O hay ningún placer ni pecado alguno, por exquisitos que sean, mayor que el aire acondicionado, defensor de todos los sofocos que nos asfixian en este inicio de mes que trajo consigo y con retraso todos los calores del verano. Viene al caso esta reflexión ahora que septiembre, en su tradición de actor transformista, ha optado por disfrazarse de sol abrasador. Oye uno en la calle una retahíla de juramentos e imprecaciones por aquello de haberse vivido un agosto de vacaciones corto de playas y de soles y un regreso a la oficina en el que cantan las chicharras. Es como si la climatología ejerciese de duro y severo jefe de sección, uno de esos cabrones de siete leguas que no dan respiro.

Quien ya gasta cierta edad bien sabe que días así, de tan altas temperaturas, convierten a Bilbao en una sucursal de la jefatura de los infiernos. Aunque sea una ciudad cosmopolita y urbana, Bilbao guarda en su interior alguna sabiduría del campo y bien sabe que por San Miguel (a finales de septiembre, ya lo saben...), los higos son miel. Tres o cuatro días más así y se harán puré.
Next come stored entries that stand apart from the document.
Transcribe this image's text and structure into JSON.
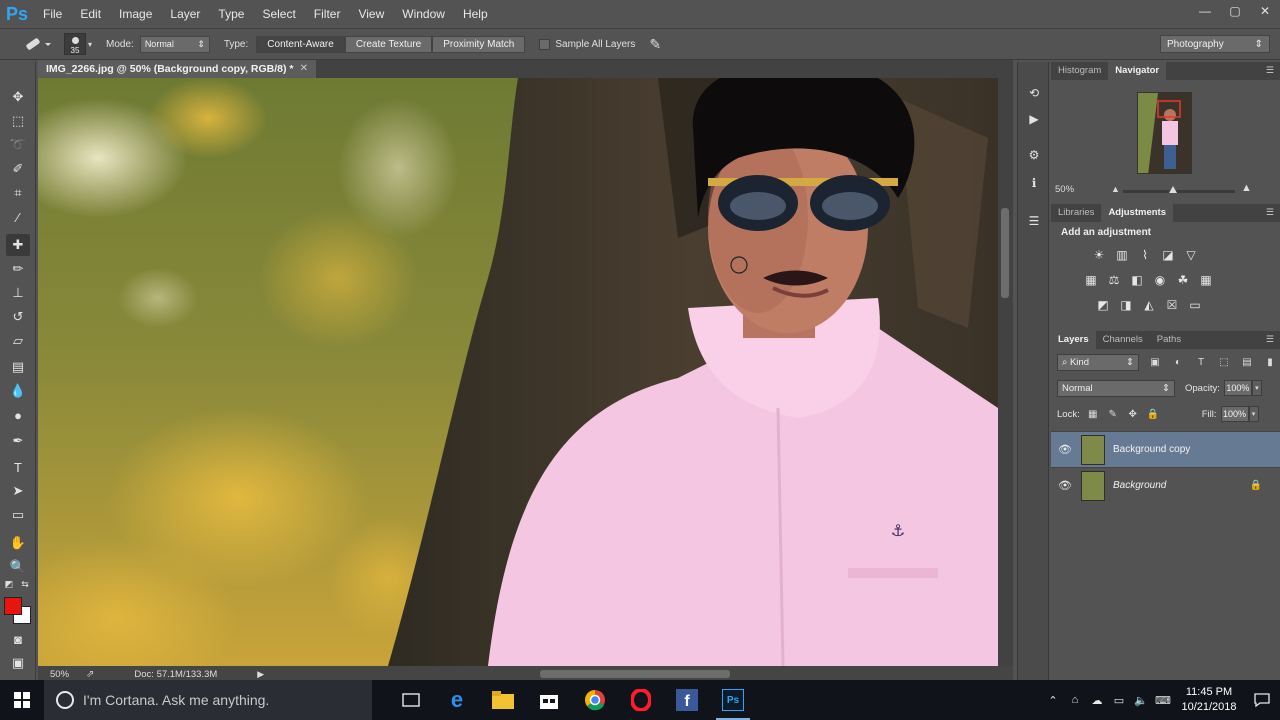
{
  "menubar": {
    "logo": "Ps",
    "items": [
      "File",
      "Edit",
      "Image",
      "Layer",
      "Type",
      "Select",
      "Filter",
      "View",
      "Window",
      "Help"
    ],
    "window_controls": [
      "—",
      "▢",
      "✕"
    ]
  },
  "options": {
    "brush_size": "35",
    "mode_label": "Mode:",
    "mode_value": "Normal",
    "type_label": "Type:",
    "type_buttons": [
      "Content-Aware",
      "Create Texture",
      "Proximity Match"
    ],
    "sample_all_layers": "Sample All Layers",
    "workspace": "Photography"
  },
  "document": {
    "tab_title": "IMG_2266.jpg @ 50% (Background copy, RGB/8) *",
    "zoom": "50%",
    "doc_size": "Doc: 57.1M/133.3M"
  },
  "navigator": {
    "tabs": [
      "Histogram",
      "Navigator"
    ],
    "active_tab": "Navigator",
    "zoom": "50%",
    "zoom_fraction": 0.45
  },
  "adjustments": {
    "tabs": [
      "Libraries",
      "Adjustments"
    ],
    "active_tab": "Adjustments",
    "title": "Add an adjustment"
  },
  "layers": {
    "tabs": [
      "Layers",
      "Channels",
      "Paths"
    ],
    "active_tab": "Layers",
    "kind": "Kind",
    "blend_mode": "Normal",
    "opacity_label": "Opacity:",
    "opacity": "100%",
    "lock_label": "Lock:",
    "fill_label": "Fill:",
    "fill": "100%",
    "items": [
      {
        "name": "Background copy",
        "selected": true,
        "locked": false
      },
      {
        "name": "Background",
        "selected": false,
        "locked": true
      }
    ]
  },
  "colors": {
    "foreground": "#e8140f",
    "background": "#ffffff",
    "selected_layer": "#667a94"
  },
  "taskbar": {
    "cortana_placeholder": "I'm Cortana. Ask me anything.",
    "time": "11:45 PM",
    "date": "10/21/2018"
  }
}
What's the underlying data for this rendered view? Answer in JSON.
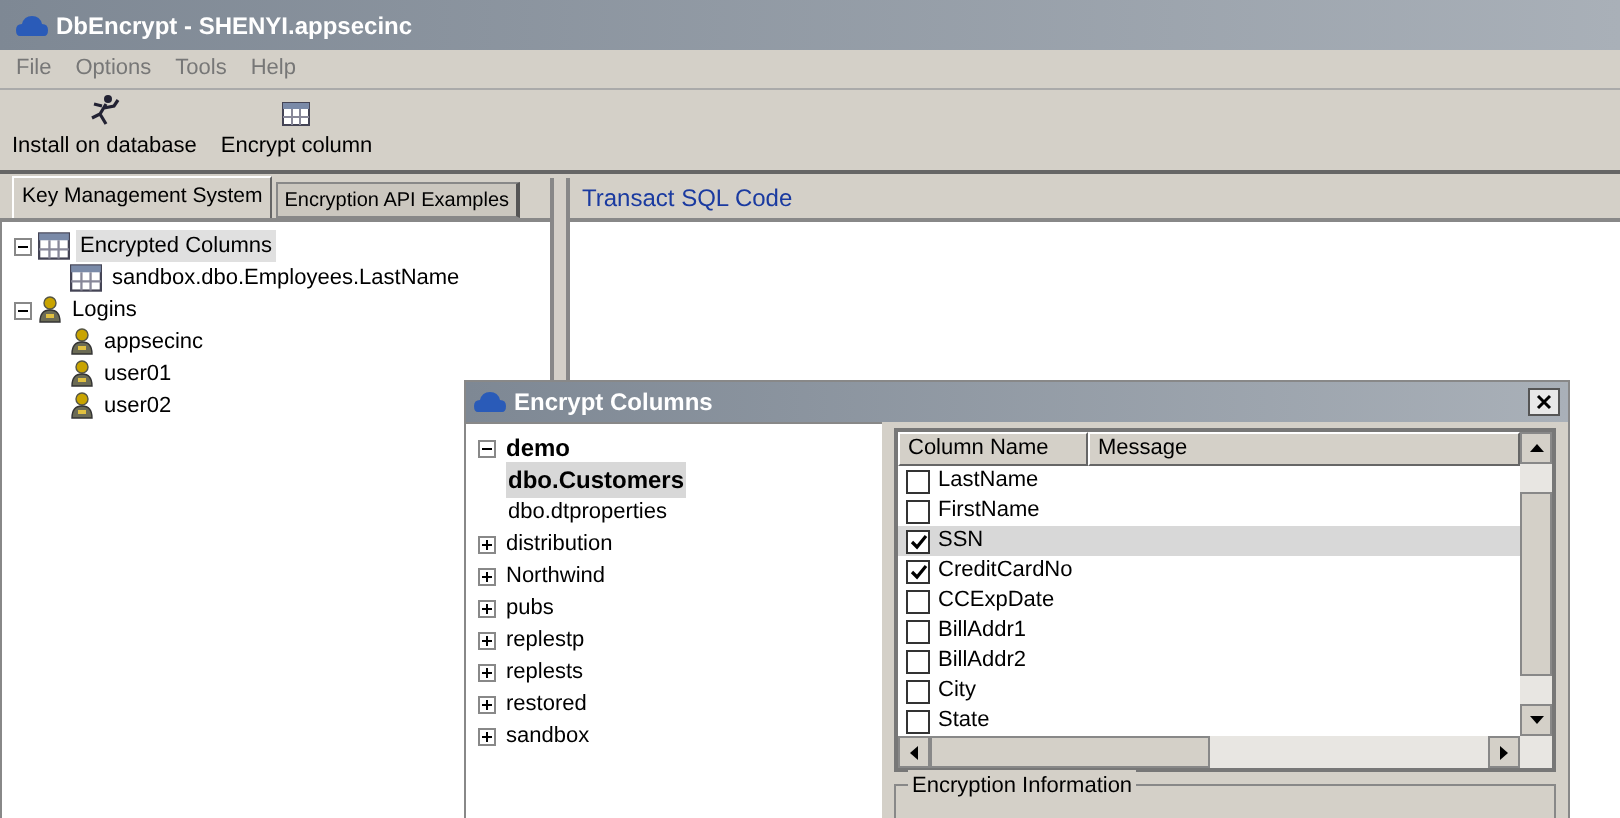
{
  "window": {
    "title": "DbEncrypt - SHENYI.appsecinc"
  },
  "menu": [
    "File",
    "Options",
    "Tools",
    "Help"
  ],
  "toolbar": [
    {
      "label": "Install on database",
      "kind": "install"
    },
    {
      "label": "Encrypt column",
      "kind": "grid"
    }
  ],
  "tabs": [
    {
      "label": "Key Management System",
      "selected": true
    },
    {
      "label": "Encryption API Examples",
      "selected": false
    }
  ],
  "tree": [
    {
      "label": "Encrypted Columns",
      "kind": "table",
      "expanded": true,
      "selected": true,
      "children": [
        {
          "label": "sandbox.dbo.Employees.LastName",
          "kind": "table",
          "selected": false
        }
      ]
    },
    {
      "label": "Logins",
      "kind": "user",
      "expanded": true,
      "selected": false,
      "children": [
        {
          "label": "appsecinc",
          "kind": "user",
          "selected": false
        },
        {
          "label": "user01",
          "kind": "user",
          "selected": false
        },
        {
          "label": "user02",
          "kind": "user",
          "selected": false
        }
      ]
    }
  ],
  "code_panel": {
    "title": "Transact SQL Code"
  },
  "dialog": {
    "title": "Encrypt Columns",
    "tree": [
      {
        "label": "demo",
        "bold": true,
        "expanded": true,
        "selected": false,
        "children": [
          {
            "label": "dbo.Customers",
            "bold": true,
            "selected": true
          },
          {
            "label": "dbo.dtproperties",
            "bold": false,
            "selected": false
          }
        ]
      },
      {
        "label": "distribution",
        "bold": false,
        "expanded": false,
        "selected": false
      },
      {
        "label": "Northwind",
        "bold": false,
        "expanded": false,
        "selected": false
      },
      {
        "label": "pubs",
        "bold": false,
        "expanded": false,
        "selected": false
      },
      {
        "label": "replestp",
        "bold": false,
        "expanded": false,
        "selected": false
      },
      {
        "label": "replests",
        "bold": false,
        "expanded": false,
        "selected": false
      },
      {
        "label": "restored",
        "bold": false,
        "expanded": false,
        "selected": false
      },
      {
        "label": "sandbox",
        "bold": false,
        "expanded": false,
        "selected": false
      }
    ],
    "columns": [
      "Column Name",
      "Message"
    ],
    "rows": [
      {
        "name": "LastName",
        "checked": false,
        "selected": false
      },
      {
        "name": "FirstName",
        "checked": false,
        "selected": false
      },
      {
        "name": "SSN",
        "checked": true,
        "selected": true
      },
      {
        "name": "CreditCardNo",
        "checked": true,
        "selected": false
      },
      {
        "name": "CCExpDate",
        "checked": false,
        "selected": false
      },
      {
        "name": "BillAddr1",
        "checked": false,
        "selected": false
      },
      {
        "name": "BillAddr2",
        "checked": false,
        "selected": false
      },
      {
        "name": "City",
        "checked": false,
        "selected": false
      },
      {
        "name": "State",
        "checked": false,
        "selected": false
      }
    ],
    "group_title": "Encryption Information"
  }
}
Que este es un mes revuelto es cosa bien sabida. Así que lo mismo están leyendo esta columna del regreso y lo mismo han de guarecerse de una tormenta caudalosa y les da por pensar sobre los desvaríos del columnista. No sería extraño, habida cuenta que llega uno a este balcón de papel tras la dura travesía del peor verano de su vida. No por nada, acompañé a mi madre en el duro camino de salida de la vida y experiencias así, tan retorcidas y dolorosas, marcan para siempre, por mucho que tenga buen cartel el gesto de esta compañía hasta la última hora. Ya no leerá estas distracciones ni llamará, a media mañana, para decirme que sí, que le gustó. O que no, que qué me ha pasado para escribir algo así. Ya no hará tantas y tantas otras junto a mí que tengo la sensación de que esa humedad que me empapa al escribir no es un torrente de sudor sino un mar de lágrimas.